- Volume 4 of the Baito-kun manga.

バイトくん
- Genre: Humor
- Written by: Hisaichi Ishii
- Published by: Futabasha
- Magazine: Play Guide Journal
- Original run: 1972 – 2009
- Volumes: 10

= Baito-kun =

Japanese manga series

 (バイトくん, Baito-kun) is a yonkoma manga by Hisaichi Ishii serialized in the Kansai area information magazine Play Guide Journal (プレイガイドジャーナル, Purei Gaido Jānaru) beginning in 1972. This was Ishii's debut professional work. In addition to being a long-running series in the magazine, many of the characters from Ishii's later series first made their appearances in this series.

==Summary==
The story takes place at the fictional Higashi Yodogawa University, though it is modeled on Ishii's alma mater Kansai University. The main characters are poor students living at a boarding house (Nakano-sō), and follows their experiences at and as they travel to and from home, work, and school, covering everyday experiences.

==Characters==
===Main===
- Haruhiko Kikuchi (菊池久彦, Kikuchi Haruhiko)
Kikuchi is one of the Three Idiots, and generally the main character. He has a long torso, is a little chubby, has small eyes, and blonde hair.
- Kubo (久保)
One of the Three Idiots. He is the skinny guy with glasses. He became friends with Kikuchi while on a summer trip during high school. He doesn't participate in the activities of the Yasu Gesyuku kyōtō Kaigi (An-Kyōtō).
- Suzuki (鈴木)
One of the Three Idiots and leader of the Yasu Gesyuku kyōtō Kaigi, a student movement.

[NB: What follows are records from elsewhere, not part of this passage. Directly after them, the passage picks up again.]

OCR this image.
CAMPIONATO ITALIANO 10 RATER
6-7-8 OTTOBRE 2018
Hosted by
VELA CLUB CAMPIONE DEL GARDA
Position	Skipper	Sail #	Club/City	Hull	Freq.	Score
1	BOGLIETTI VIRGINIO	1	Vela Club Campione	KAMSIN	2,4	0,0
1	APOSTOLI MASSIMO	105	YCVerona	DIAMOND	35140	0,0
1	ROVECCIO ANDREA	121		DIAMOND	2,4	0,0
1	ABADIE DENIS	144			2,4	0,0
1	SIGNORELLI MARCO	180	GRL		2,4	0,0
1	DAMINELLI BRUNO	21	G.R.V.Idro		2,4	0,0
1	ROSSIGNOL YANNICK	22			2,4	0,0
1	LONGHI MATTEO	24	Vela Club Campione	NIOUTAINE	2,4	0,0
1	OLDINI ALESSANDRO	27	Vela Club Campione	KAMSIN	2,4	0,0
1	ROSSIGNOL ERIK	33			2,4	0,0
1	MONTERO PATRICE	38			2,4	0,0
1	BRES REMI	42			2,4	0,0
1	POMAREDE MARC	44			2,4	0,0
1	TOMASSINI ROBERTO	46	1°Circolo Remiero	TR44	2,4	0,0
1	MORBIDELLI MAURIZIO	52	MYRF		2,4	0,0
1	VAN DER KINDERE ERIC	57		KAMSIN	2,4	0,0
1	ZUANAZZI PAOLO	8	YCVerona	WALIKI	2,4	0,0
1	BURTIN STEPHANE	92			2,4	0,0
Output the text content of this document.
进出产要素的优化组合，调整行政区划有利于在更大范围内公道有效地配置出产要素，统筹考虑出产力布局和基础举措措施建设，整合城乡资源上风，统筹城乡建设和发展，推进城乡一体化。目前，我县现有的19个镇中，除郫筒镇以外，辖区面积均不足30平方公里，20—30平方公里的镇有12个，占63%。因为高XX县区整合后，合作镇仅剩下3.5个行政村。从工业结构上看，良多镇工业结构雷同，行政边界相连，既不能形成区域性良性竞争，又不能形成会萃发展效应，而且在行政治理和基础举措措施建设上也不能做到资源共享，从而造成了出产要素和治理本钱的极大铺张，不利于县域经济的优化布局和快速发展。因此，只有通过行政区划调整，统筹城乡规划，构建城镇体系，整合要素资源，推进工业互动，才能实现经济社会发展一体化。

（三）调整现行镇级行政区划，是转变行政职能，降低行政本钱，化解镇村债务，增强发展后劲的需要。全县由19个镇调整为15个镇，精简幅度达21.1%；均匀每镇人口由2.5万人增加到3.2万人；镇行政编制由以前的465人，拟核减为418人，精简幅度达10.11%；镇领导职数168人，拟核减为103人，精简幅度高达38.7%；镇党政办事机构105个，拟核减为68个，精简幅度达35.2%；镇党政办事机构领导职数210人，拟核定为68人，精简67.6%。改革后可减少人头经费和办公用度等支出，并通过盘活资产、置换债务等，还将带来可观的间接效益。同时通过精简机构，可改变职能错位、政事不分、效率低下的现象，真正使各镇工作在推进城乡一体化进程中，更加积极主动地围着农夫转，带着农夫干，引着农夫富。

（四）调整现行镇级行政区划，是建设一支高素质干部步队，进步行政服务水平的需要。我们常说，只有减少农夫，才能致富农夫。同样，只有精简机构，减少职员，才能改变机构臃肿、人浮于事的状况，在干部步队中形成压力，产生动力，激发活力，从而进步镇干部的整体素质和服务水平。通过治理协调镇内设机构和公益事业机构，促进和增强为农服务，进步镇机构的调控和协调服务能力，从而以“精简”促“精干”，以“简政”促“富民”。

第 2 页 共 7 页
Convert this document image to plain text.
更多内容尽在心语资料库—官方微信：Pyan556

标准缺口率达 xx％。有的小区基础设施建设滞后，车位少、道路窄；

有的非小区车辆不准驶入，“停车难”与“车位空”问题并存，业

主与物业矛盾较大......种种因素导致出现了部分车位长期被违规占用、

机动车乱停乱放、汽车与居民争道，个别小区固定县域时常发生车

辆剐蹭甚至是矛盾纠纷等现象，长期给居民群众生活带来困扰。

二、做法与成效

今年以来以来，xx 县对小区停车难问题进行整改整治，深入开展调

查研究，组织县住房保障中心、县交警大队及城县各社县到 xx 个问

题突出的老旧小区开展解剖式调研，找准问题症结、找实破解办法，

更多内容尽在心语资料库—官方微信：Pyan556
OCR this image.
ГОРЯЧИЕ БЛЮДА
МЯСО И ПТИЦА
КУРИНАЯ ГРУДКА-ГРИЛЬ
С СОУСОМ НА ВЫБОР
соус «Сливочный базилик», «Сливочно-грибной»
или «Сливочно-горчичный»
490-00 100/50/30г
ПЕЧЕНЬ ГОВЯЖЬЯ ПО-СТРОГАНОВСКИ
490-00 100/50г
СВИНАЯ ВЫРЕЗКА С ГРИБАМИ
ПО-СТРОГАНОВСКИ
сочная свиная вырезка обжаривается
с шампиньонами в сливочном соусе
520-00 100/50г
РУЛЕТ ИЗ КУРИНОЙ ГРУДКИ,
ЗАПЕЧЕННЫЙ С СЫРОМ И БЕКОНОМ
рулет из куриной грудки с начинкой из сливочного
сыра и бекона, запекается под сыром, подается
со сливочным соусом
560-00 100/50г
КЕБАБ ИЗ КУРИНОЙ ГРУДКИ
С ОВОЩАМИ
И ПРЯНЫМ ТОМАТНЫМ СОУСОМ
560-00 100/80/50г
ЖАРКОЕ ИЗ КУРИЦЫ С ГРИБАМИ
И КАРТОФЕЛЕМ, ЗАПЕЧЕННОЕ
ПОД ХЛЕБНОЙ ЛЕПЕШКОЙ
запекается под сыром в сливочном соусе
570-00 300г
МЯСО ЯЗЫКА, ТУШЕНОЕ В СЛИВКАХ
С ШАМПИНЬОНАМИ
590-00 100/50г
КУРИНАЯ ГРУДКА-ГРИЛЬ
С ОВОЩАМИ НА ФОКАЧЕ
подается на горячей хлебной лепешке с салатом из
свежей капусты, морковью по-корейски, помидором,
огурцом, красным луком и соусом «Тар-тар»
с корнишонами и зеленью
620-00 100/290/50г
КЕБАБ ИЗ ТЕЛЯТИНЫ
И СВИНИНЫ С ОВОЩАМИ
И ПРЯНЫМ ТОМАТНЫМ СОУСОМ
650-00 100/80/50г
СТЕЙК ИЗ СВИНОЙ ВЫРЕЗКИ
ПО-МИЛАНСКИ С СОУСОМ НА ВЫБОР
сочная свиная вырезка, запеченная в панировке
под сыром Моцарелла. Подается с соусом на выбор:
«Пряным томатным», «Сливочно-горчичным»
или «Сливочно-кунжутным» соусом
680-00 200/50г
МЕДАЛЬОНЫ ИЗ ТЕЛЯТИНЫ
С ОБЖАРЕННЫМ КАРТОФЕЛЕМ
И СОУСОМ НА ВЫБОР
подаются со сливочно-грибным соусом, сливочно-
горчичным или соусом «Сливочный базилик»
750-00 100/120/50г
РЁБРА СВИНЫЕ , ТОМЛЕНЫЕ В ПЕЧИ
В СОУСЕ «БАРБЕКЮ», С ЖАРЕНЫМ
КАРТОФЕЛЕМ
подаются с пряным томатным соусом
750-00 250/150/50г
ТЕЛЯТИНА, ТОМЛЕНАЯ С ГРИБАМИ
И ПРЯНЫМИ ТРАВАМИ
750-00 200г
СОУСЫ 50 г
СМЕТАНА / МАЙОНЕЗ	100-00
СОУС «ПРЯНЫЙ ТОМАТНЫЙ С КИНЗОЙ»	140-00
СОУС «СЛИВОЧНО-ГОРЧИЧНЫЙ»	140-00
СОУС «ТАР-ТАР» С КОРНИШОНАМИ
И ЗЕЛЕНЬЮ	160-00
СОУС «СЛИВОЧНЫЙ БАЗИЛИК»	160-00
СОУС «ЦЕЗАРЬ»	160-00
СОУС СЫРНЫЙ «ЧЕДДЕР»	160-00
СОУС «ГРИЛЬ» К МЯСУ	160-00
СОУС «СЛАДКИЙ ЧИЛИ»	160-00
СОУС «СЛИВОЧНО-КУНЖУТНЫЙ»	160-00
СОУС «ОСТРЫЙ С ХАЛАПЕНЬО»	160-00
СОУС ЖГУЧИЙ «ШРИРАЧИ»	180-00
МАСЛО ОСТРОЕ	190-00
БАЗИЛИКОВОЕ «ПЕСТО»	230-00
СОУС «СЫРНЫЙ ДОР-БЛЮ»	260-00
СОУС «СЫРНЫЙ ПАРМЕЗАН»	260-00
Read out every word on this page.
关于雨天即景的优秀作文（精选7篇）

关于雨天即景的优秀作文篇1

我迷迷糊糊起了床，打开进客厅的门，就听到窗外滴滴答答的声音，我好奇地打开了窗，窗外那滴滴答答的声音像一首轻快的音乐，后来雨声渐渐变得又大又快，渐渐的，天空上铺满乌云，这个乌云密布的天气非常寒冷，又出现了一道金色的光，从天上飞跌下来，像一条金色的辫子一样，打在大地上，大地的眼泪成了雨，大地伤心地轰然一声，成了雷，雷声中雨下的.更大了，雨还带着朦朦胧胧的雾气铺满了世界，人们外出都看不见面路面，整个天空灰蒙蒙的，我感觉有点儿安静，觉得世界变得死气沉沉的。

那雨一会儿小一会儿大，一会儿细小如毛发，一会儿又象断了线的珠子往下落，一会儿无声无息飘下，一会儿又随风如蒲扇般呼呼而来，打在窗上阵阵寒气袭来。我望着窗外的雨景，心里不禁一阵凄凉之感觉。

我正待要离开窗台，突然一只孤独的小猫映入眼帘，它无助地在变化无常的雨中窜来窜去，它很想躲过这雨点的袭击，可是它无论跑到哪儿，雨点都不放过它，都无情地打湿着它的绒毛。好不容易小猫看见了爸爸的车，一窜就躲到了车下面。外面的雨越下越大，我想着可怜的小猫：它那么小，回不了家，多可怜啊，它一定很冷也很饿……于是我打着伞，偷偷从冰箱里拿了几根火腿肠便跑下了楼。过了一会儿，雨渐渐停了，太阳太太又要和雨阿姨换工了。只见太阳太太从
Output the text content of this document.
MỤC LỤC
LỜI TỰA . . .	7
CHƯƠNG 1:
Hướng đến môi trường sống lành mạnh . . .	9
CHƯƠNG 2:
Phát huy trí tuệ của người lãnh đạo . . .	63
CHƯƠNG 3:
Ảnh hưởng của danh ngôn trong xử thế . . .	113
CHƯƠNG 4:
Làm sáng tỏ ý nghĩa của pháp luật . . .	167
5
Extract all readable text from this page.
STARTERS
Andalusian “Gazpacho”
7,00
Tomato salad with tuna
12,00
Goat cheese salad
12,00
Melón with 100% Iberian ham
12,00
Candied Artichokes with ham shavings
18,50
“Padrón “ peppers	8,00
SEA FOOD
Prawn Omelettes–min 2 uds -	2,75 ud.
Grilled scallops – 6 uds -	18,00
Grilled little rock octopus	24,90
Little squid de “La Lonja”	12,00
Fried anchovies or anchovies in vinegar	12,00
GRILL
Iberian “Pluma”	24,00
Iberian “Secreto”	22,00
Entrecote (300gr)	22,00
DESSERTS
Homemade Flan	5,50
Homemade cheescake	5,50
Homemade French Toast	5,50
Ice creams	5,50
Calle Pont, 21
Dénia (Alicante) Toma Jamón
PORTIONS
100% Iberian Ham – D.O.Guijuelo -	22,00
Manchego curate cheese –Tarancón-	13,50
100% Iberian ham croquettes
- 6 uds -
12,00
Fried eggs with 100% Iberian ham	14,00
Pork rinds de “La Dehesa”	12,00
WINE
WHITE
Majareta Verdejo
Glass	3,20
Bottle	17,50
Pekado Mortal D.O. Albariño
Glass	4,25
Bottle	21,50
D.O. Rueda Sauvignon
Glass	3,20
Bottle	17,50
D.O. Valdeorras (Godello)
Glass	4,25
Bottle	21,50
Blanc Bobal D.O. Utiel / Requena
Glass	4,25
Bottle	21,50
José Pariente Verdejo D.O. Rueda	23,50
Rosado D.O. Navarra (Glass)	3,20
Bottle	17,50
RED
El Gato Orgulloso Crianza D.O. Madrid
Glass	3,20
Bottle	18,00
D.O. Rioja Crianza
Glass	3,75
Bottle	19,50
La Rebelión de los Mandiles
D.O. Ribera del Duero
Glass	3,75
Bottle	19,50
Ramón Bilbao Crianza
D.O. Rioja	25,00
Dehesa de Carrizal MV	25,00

===Other residents of Nakano-shō===
- Yamada (山田)
One of the residents. He's pretty rich, but very stingy. His personality and face changes slightly depending on the story/episode.
- Manager (管理人, Kanrinin)
The manager of the boarding house. She is a middle-aged woman. Her face changes slightly in each story/episode.

===Other university people===
- Tomotoshi Tanabe (田辺留年, Tanabe Tomotoshi)
A 38-year-old student at the university. Because he's been in the same year in school for so long, he's acquired the nickname The Mysterious Man of Higashi Yodogawa University (東淀川大学のヌエ, Higashi Yodogawa Daigaku no Nue). He's also known by the more common "senpai" (meaning "upperclassman"). He's somewhat depressed at his inability to graduate.

===Others===
- Miyake (三宅)
Kikuchi's girlfriend. She appears to be exactly the same character as Miyake in Non-Career Woman, another manga by Ishii.
- Majin (魔人)
A mysterious person from an unknown place who appears in the series.